February 10, 2015

Grapes of Wrath by John Steinbeck

“Women can change better’n a man,” Ma said soothingly. “Woman got all her life in her arms. Man got it all in his head.”
“Man, he lives in jerks-baby born an’ a man dies, an’ that’s a jerk-gets a farm and looses his farm, an’ that’s a jerk. Woman, its all one flow, like a stream, little eddies, little waterfalls, but the river, it goes right on. Woman looks at it like that. We ain’t gonna die out. People is goin’ on-changin’ a little, maybe, but goin’ right on.”

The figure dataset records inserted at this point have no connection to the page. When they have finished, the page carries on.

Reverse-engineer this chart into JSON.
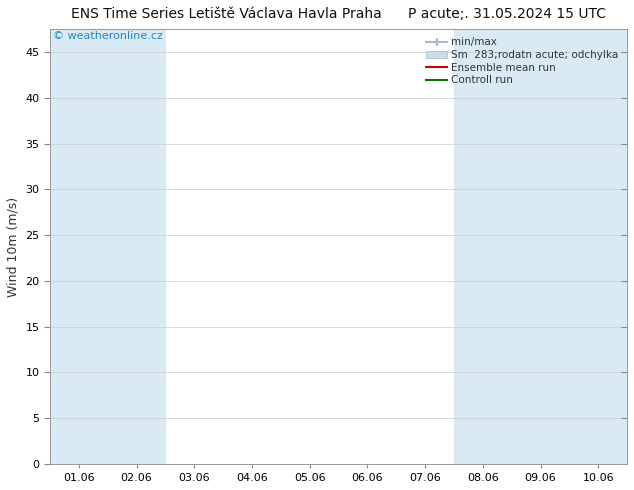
{
  "title": "ENS Time Series Letiště Václava Havla Praha",
  "title_right": "P acute;. 31.05.2024 15 UTC",
  "ylabel": "Wind 10m (m/s)",
  "watermark": "© weatheronline.cz",
  "ylim": [
    0,
    47.5
  ],
  "yticks": [
    0,
    5,
    10,
    15,
    20,
    25,
    30,
    35,
    40,
    45
  ],
  "xtick_labels": [
    "01.06",
    "02.06",
    "03.06",
    "04.06",
    "05.06",
    "06.06",
    "07.06",
    "08.06",
    "09.06",
    "10.06"
  ],
  "xtick_positions": [
    0,
    1,
    2,
    3,
    4,
    5,
    6,
    7,
    8,
    9
  ],
  "shaded_columns": [
    0,
    1,
    7,
    8,
    9
  ],
  "shade_color": "#daeaf5",
  "bg_color": "#ffffff",
  "border_color": "#999999",
  "watermark_color": "#2288bb",
  "title_fontsize": 10,
  "axis_label_fontsize": 9,
  "tick_fontsize": 8,
  "legend_fontsize": 7.5,
  "legend_labels": [
    "min/max",
    "Sm  283;rodatn acute; odchylka",
    "Ensemble mean run",
    "Controll run"
  ],
  "legend_colors": [
    "#aabbcc",
    "#c5dce8",
    "#cc0000",
    "#007700"
  ]
}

- John Steinbeck, Grapes of Wrath ch. 28 

Whenever I reread a classic I'm struck by how much more I get out of it now than I did when I was in high school and or college. This novel was part of my high school American literature class, but honestly I didn't remember much except that there was a lot of cussing, depressing chapters, and the ending was weird. I simply wasn't ready at age fifteen or sixteen to grapple with the deeper issues addressed by Steinbeck in The Grapes of Wrath. Now that I am older, and hopefully wiser, I feel that I have a better understanding and appreciation of what John Steinbeck was trying to say in this novel. 

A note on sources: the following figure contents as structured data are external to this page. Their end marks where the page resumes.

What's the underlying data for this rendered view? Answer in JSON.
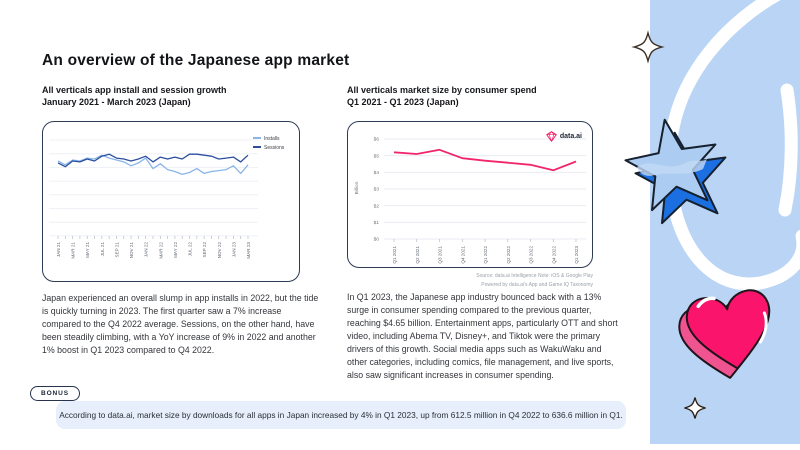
{
  "slide": {
    "title": "An overview of the Japanese app market"
  },
  "left_section": {
    "subtitle_line1": "All verticals app install and session growth",
    "subtitle_line2": "January 2021 - March 2023 (Japan)",
    "paragraph": "Japan experienced an overall slump in app installs in 2022, but the tide is quickly turning in 2023. The first quarter saw a 7% increase compared to the Q4 2022 average. Sessions, on the other hand, have been steadily climbing, with a YoY increase of 9% in 2022 and another 1% boost in Q1 2023 compared to Q4 2022."
  },
  "right_section": {
    "subtitle_line1": "All verticals market size by consumer spend",
    "subtitle_line2": "Q1 2021 - Q1 2023 (Japan)",
    "logo_text": "data.ai",
    "source_line1": "Source: data.ai Intelligence   Note: iOS & Google Play",
    "source_line2": "Powered by data.ai's App and Game IQ Taxonomy",
    "paragraph": "In Q1 2023, the Japanese app industry bounced back with a 13% surge in consumer spending compared to the previous quarter, reaching $4.65 billion. Entertainment apps, particularly OTT and short video, including Abema TV, Disney+, and Tiktok were the primary drivers of this growth. Social media apps such as WakuWaku and other categories, including comics, file management, and live sports, also saw significant increases in consumer spending."
  },
  "bonus": {
    "pill_label": "BONUS",
    "text": "According to data.ai, market size by downloads for all apps in Japan increased by 4% in Q1 2023, up from 612.5 million in Q4 2022 to 636.6 million in Q1."
  },
  "colors": {
    "panel_blue": "#b9d4f4",
    "card_border": "#2e3b55",
    "installs_line": "#8ab5ea",
    "sessions_line": "#2b4f9e",
    "spend_line": "#f2246c",
    "bonus_box": "#e6effb",
    "star_face": "#accdf1",
    "star_side": "#1b6fe0",
    "heart_face": "#fb146b",
    "heart_side": "#ef5390"
  },
  "decorations": [
    "sparkle-icon",
    "white-swirl-line",
    "blue-3d-star-illustration",
    "pink-3d-heart-illustration",
    "sparkle-icon"
  ],
  "chart_data": [
    {
      "type": "line",
      "title": "All verticals app install and session growth, January 2021 - March 2023 (Japan)",
      "x": [
        "JAN 21",
        "FEB 21",
        "MAR 21",
        "APR 21",
        "MAY 21",
        "JUN 21",
        "JUL 21",
        "AUG 21",
        "SEP 21",
        "OCT 21",
        "NOV 21",
        "DEC 21",
        "JAN 22",
        "FEB 22",
        "MAR 22",
        "APR 22",
        "MAY 22",
        "JUN 22",
        "JUL 22",
        "AUG 22",
        "SEP 22",
        "OCT 22",
        "NOV 22",
        "DEC 22",
        "JAN 23",
        "FEB 23",
        "MAR 23"
      ],
      "x_labels_shown_every": 2,
      "series": [
        {
          "name": "Installs",
          "color": "#8ab5ea",
          "values": [
            74,
            70,
            75,
            74,
            77,
            76,
            80,
            77,
            75,
            73,
            69,
            72,
            77,
            66,
            71,
            65,
            63,
            60,
            62,
            66,
            61,
            63,
            64,
            65,
            69,
            61,
            70
          ]
        },
        {
          "name": "Sessions",
          "color": "#2b4f9e",
          "values": [
            72,
            68,
            74,
            73,
            76,
            74,
            79,
            81,
            77,
            76,
            74,
            76,
            79,
            73,
            78,
            76,
            78,
            76,
            81,
            81,
            80,
            79,
            76,
            77,
            78,
            73,
            80
          ]
        }
      ],
      "ylim": [
        0,
        100
      ],
      "y_unit": "relative index (no y-axis labels shown)",
      "grid": true,
      "legend_position": "top-right"
    },
    {
      "type": "line",
      "title": "All verticals market size by consumer spend, Q1 2021 - Q1 2023 (Japan)",
      "categories": [
        "Q1 2021",
        "Q2 2021",
        "Q3 2021",
        "Q4 2021",
        "Q1 2022",
        "Q2 2022",
        "Q3 2022",
        "Q4 2022",
        "Q1 2023"
      ],
      "values": [
        5.2,
        5.1,
        5.35,
        4.85,
        4.7,
        4.58,
        4.45,
        4.12,
        4.65
      ],
      "color": "#f2246c",
      "ylabel": "Billion",
      "ytick_labels": [
        "$6",
        "$5",
        "$4",
        "$3",
        "$2",
        "$1",
        "$0"
      ],
      "ylim": [
        0,
        6
      ],
      "grid": true
    }
  ]
}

Because there are thousands of excellent online reviews for The Grapes of Wrath, I don't feel the need to go into depth about the themes, motifs and other things about this novel. Instead I want to share a few thoughts I have about one of my all time favorite female characters - Ma Joad. 

Ma Joad is the heart and soul of the book. As the male characters give in to their fear, anger and depression Ma Joad holds them all together with a fierce determination. Without Ma, the Joad family would have fallen apart. She understood the importance of sticking together, working hard and the power of a mother's selfless love. She demonstrated these qualities over and over throughout the novel - Granny's death, protecting Tom at the cotton plantation, and in the families darkest hour towards the end of the novel. I can only hope that Ma Joad's story ended well and that she was able to live out her days happy, well fed and with a roof over her head.